Une société étrangère ayant une représentation permanente en France tenue de s'immatriculer au RCS
Cass. crim. 20-6-2017 n° 14-85.879
Une société étrangère disposant au domicile français de son dirigeant d’une représentation permanente pour les besoins de son activité commerciale (commercialisation de maisons à construire à l'étranger) doit s'immatriculer au RCS.
Le dirigeant d'une société comorienne commercialisant en France des maisons individuelles à construire aux Comores est poursuivi devant le juge pénal pour travail dissimulé par dissimulation d’activité (et condamné à douze mois d'emprisonnement avec sursis et cinq ans d'interdiction de gérer). Il lui est reproché d'avoir omis d'immatriculer la société au registre du commerce et des sociétés (RCS) et d'adresser aux organismes de protection sociale ou à l'administration fiscale les déclarations requises par la législation française (application de l'article L 8221-3 du Code du travail). Le dirigeant fait valoir qu'il n'était pas tenu d'immatriculer la société car la seule activité lucrative de celle-ci (la construction des maisons) était exercée non pas en France mais aux Comores. Il ajoute que le délit n'est pas constitué par le fait d'œuvrer de manière temporaire en France pour le compte d'une société étrangère dans le seul but de poursuivre l'objet social.
La Cour de cassation estime au contraire que la société disposait bien en France, au domicile du dirigeant, d’une représentation permanente pour les besoins de son activité commerciale, laquelle valait ouverture sur le territoire national d’un premier établissement et nécessitait d'immatriculer la société par application des articles L 123-1, l-3°, L 123-11 et R 123-35 du Code de commerce : après la liquidation du commerce de vente de meubles qu’il tenait en France à l'enseigne « faubourg de l’habitat », le dirigeant a diffusé sous la même enseigne, auprès de sa clientèle d’origine comorienne, une offre commerciale en vue de la construction de maisons individuelles aux Comores ; ce faisant, l’intéressé a exercé en France une activité commerciale car les contrats conclus par la société à l’issue de cette campagne promotionnelle ont été signés en France, où résidait la clientèle, où ont été effectués les règlements et où le dirigeant était domicilié et disposait d’une boîte aux lettres pour les besoins de son activité.
La circonstance que la société était immatriculée aux Comores, où elle relayait l’activité commerciale du dirigeant, ne dispensait pas celui-ci de se soumettre à la législation française en matière d’immatriculation et de procéder en France aux déclarations aux organismes de protection sociale ou à l'administration fiscale. En sa qualité de commerçant, l’intéressé ne pouvait pas ignorer ses obligations en la matière.

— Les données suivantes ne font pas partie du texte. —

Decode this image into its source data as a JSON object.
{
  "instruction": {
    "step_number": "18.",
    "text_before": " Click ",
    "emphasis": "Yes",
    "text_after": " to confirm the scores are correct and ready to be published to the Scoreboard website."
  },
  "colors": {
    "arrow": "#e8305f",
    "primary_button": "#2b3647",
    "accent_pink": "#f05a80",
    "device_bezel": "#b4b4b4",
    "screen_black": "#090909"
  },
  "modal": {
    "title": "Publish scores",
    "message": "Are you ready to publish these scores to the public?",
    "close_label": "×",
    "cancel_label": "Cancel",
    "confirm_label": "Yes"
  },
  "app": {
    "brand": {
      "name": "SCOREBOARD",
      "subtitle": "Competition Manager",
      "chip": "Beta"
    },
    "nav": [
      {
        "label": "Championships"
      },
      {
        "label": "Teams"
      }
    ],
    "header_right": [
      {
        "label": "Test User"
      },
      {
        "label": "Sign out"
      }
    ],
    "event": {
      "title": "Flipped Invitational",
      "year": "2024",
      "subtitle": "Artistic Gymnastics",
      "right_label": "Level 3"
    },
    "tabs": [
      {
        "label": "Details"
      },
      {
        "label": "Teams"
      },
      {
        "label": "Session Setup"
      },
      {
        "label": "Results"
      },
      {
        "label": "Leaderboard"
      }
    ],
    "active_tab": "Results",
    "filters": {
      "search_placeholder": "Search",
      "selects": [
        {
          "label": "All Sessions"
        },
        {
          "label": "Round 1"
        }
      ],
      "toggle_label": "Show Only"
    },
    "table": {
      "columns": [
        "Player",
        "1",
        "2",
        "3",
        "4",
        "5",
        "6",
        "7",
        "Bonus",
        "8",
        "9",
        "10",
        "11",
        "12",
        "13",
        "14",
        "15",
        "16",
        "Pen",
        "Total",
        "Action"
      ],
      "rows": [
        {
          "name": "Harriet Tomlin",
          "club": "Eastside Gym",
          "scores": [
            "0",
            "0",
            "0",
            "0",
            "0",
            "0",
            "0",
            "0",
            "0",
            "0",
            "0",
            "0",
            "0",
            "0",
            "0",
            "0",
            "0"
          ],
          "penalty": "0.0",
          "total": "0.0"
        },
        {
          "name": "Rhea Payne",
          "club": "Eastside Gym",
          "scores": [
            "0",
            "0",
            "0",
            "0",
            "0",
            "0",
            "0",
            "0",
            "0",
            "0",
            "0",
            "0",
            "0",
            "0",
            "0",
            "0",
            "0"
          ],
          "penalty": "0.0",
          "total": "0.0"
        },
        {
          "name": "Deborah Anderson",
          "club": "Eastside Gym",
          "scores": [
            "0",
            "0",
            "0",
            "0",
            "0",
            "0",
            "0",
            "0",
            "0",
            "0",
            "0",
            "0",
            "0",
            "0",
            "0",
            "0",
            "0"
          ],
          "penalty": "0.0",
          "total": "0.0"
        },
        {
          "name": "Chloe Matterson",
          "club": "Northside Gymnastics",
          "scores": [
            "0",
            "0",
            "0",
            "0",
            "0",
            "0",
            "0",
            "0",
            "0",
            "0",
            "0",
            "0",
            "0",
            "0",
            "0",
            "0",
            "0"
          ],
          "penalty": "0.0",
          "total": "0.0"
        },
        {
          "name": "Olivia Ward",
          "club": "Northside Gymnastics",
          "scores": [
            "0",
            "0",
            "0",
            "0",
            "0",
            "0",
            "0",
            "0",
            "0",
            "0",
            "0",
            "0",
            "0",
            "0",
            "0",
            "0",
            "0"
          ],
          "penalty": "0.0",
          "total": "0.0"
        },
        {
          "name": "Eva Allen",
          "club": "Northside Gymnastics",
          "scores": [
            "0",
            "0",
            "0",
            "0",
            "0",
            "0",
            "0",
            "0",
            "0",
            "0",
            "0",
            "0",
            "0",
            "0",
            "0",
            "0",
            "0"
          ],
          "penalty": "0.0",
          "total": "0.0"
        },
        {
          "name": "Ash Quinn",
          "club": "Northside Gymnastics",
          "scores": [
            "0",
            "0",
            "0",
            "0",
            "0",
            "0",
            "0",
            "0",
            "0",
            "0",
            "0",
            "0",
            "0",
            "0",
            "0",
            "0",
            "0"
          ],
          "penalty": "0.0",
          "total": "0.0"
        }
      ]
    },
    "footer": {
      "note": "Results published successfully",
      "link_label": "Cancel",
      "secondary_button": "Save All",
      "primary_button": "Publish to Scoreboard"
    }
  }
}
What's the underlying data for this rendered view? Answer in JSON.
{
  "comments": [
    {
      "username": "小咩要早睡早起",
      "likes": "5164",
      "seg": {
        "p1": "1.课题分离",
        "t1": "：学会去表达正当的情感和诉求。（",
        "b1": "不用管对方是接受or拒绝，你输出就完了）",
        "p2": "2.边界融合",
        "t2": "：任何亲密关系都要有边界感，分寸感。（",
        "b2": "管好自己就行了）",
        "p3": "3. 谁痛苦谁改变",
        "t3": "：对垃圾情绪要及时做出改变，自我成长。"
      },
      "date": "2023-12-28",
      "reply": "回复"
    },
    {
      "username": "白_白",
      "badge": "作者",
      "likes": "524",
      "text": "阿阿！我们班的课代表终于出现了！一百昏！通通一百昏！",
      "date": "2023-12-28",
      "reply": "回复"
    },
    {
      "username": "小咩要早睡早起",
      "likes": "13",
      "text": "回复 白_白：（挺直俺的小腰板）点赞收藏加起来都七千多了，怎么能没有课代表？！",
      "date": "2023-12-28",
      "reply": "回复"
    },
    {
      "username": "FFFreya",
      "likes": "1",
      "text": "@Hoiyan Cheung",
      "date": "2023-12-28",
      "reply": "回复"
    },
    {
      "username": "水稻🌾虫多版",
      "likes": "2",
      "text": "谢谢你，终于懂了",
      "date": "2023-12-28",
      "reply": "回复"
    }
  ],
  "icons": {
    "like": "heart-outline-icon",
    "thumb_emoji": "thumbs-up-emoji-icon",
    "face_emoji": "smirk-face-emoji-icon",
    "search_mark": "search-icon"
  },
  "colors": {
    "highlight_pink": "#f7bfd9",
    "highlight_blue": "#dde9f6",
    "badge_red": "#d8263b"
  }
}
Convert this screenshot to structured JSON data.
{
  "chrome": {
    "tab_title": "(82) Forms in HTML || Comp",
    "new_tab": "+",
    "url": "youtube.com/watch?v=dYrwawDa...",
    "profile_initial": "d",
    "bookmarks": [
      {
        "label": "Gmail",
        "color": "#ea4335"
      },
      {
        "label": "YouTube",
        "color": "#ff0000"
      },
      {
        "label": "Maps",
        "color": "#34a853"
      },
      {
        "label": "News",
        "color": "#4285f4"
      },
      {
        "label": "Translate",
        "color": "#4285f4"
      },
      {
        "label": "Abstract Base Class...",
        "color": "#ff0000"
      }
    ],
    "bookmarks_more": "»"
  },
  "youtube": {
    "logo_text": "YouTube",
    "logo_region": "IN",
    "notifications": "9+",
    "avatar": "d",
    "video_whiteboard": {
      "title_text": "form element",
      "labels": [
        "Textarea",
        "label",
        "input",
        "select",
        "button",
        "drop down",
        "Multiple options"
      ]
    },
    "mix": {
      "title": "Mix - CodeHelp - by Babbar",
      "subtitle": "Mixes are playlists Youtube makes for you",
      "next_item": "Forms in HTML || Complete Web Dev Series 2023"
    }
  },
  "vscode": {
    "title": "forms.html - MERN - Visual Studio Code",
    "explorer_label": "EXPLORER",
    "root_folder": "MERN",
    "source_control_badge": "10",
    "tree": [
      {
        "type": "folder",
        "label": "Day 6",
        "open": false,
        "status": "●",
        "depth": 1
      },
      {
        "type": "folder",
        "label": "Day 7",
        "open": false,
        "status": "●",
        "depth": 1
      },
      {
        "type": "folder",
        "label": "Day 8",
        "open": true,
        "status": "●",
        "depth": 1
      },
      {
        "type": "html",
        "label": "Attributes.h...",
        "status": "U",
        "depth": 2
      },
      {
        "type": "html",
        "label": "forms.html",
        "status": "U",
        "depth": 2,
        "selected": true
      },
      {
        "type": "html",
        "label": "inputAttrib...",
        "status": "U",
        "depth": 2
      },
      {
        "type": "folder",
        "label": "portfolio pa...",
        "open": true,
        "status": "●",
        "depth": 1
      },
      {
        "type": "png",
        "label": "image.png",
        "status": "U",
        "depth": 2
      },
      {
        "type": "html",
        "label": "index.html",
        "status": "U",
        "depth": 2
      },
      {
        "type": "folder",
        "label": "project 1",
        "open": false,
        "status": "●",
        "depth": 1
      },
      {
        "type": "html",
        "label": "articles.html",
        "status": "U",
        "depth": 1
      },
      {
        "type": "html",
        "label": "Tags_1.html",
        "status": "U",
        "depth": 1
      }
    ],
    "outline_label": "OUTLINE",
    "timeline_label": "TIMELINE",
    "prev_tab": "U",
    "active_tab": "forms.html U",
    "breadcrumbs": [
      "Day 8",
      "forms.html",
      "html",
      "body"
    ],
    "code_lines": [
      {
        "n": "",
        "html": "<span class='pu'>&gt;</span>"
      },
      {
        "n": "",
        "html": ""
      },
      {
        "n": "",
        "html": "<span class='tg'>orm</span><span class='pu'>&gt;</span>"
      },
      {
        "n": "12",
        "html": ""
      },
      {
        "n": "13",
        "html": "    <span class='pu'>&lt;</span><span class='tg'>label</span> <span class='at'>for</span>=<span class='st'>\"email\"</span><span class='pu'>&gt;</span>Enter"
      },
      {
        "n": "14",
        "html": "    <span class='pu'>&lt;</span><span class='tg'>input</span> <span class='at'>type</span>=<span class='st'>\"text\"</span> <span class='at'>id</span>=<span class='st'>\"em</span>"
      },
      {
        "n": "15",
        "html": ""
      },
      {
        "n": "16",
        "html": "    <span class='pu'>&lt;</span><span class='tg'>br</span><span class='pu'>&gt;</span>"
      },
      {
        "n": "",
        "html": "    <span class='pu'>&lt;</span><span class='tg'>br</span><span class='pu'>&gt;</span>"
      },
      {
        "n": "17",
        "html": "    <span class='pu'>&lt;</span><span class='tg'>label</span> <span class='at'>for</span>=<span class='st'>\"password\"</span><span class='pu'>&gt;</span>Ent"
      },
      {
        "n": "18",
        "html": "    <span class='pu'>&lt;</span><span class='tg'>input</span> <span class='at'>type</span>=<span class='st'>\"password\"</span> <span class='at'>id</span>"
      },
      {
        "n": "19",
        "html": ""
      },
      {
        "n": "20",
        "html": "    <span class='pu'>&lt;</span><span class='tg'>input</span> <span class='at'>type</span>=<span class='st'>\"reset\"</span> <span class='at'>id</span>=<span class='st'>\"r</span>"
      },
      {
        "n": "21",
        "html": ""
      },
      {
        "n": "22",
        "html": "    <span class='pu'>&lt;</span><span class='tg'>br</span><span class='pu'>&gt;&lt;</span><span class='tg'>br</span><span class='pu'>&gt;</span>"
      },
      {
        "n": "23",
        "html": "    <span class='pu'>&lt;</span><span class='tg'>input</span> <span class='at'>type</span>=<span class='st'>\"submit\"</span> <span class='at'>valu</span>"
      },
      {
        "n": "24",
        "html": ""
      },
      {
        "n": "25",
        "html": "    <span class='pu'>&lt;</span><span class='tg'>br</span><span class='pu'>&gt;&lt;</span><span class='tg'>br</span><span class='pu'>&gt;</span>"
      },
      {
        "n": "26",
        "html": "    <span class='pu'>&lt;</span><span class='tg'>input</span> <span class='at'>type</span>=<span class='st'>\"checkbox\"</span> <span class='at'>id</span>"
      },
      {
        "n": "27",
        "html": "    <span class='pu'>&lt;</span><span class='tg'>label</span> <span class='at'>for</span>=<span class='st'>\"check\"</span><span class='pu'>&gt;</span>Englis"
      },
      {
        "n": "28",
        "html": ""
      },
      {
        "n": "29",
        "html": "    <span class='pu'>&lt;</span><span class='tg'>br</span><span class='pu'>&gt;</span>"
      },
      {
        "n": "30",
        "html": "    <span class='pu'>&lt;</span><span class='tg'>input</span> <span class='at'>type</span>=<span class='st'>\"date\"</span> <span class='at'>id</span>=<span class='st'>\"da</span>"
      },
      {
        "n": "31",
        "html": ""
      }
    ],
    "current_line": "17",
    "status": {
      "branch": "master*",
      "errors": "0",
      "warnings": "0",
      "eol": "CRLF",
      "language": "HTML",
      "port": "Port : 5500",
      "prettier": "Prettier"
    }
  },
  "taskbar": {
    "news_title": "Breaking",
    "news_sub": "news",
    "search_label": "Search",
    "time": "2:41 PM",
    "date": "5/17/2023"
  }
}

A noter : Les sociétés commerciales dont le siège est situé « hors d'un département français » (pour l'essentiel, les sociétés étrangères) et qui ont un établissement dans l'un de ces départements doivent être immatriculées au RCS (C. com. art. L 123-1, I-3°). L'immatriculation doit être demandée au greffe du tribunal dans le ressort duquel est ouvert le premier établissement en France (art. R 123-35). La société doit alors justifier de la jouissance des locaux où elle installe l'agence, la succursale ou la représentation établie sur le territoire français (art. L 123-11, al. 1).
L'arrêt commenté est une application, inédite, de ces dispositions à l'ouverture d'une représentation permanente en France d'une société étrangère au domicile de son dirigeant. L'obligation d'immatriculation a été également retenue pour une société étrangère ayant ouvert en France un « bureau de liaison » dès lors que ce bureau était permanent et qu'il était appelé à lier des rapports juridiques avec des tiers, peu important qu'il n'ait eu qu'une activité préparatoire (CA Paris 30-11-2001 n° 01-16148).